New research undertaken by Obelisk reveals that Fractional Ownership of property for the overseas real estate investor can be just as secure as owning a property outright, but precautions must be taken to verify the probability of the return on investment or ROI.
‘In investment terms the ROI on fractional ownership is relatively low, certainly in the short term due to proportionately higher share prices fixed by the developer. Financially, the investor has already entered into negative equity’ comments Andrea Elliott, Analyst at Obelisk International.
‘For example if the published price of a quarter fraction is €50,000, but the market value of the whole property comes in at €150,000, there is an immediate loss of €12,000 or €50,000 respectively. Granted fractional developments are usually high end, luxurious resorts but our property research shows that the shares are also priced as such.’
Transforming the market
Les Milton of the Fractional Ownership Consultancy comments ‘The financial changes that are coming in will transform the market, 2007 is going to see a burst of activity in this type of ownership.’ Providing evidence that confidence and optimism prevails within the industry.
Changes include an improved legal infrastructure and property management systems, with some management companies now offering up to 12 weeks use of the property, with the rest of the year earmarked for the use of other partners, exchange via an international network, or rented privately.
However, Obelisk believes that the traditional full ownership of a property investment will remain the option of choice for UK and Irish property investors. The main points of dismissal are the unprecedented press coverage of the holiday ownership industry, the fear of an unknown territory or just the un-relished prospect of sharing a property with other owners.

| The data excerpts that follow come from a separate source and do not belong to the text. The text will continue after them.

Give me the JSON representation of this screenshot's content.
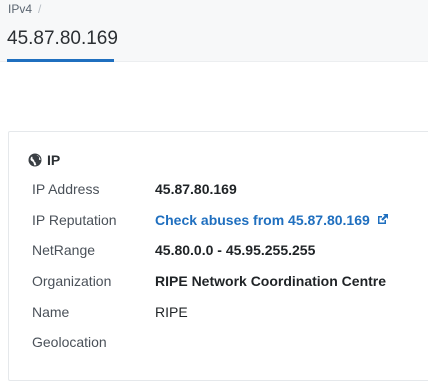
{
  "breadcrumb": {
    "item": "IPv4",
    "separator": "/"
  },
  "page": {
    "title": "45.87.80.169"
  },
  "card": {
    "title": "IP",
    "icon": "globe-icon",
    "rows": [
      {
        "label": "IP Address",
        "value": "45.87.80.169"
      },
      {
        "label": "IP Reputation",
        "value": "Check abuses from 45.87.80.169",
        "icon": "external-link-icon"
      },
      {
        "label": "NetRange",
        "value": "45.80.0.0 - 45.95.255.255"
      },
      {
        "label": "Organization",
        "value": "RIPE Network Coordination Centre"
      },
      {
        "label": "Name",
        "value": "RIPE"
      },
      {
        "label": "Geolocation",
        "value": ""
      }
    ]
  },
  "colors": {
    "accent": "#1f6fbf",
    "header_bg": "#f7f8f9"
  }
}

In general, shares greater than a quarter provide the buyer with a registered title deed to which the owner can hand down to family members and resell. But the types of developments, property shares and the management costs vary greatly between developers and the investor will need to carry out a great deal of research.
Hard task ahead
Kevin Prior, Obelisk’s Investment Director comments, ‘Fractional Ownership companies have a hard task ahead of them in converting UK investors. Many developers are turning to fractional sales in a bid to raise more immediate revenue, providing overseas property investors with a quick, inexpensive, and secure entry into the market. However, I would say that Fractional Ownership is more suited to those who cannot afford a property in its entirety.’
Obelisk says that research is essential when considering Fractional Ownership. Check the entitlements to the property, management costs, along with all of the small print and research both the country and the resale market, to ensure stability and good growth potential.
Elliott concludes: ‘Most importantly check the reputation of the developer and the solidity of the contract, if you are not buying equity you are essentially buying holiday ownership. Some shares only provide one week per season of use, therefore the comparison between fractional ownership and holiday ownership only becomes distinguishable by the presence of a title deed, nonetheless the former is noticeably more expensive.’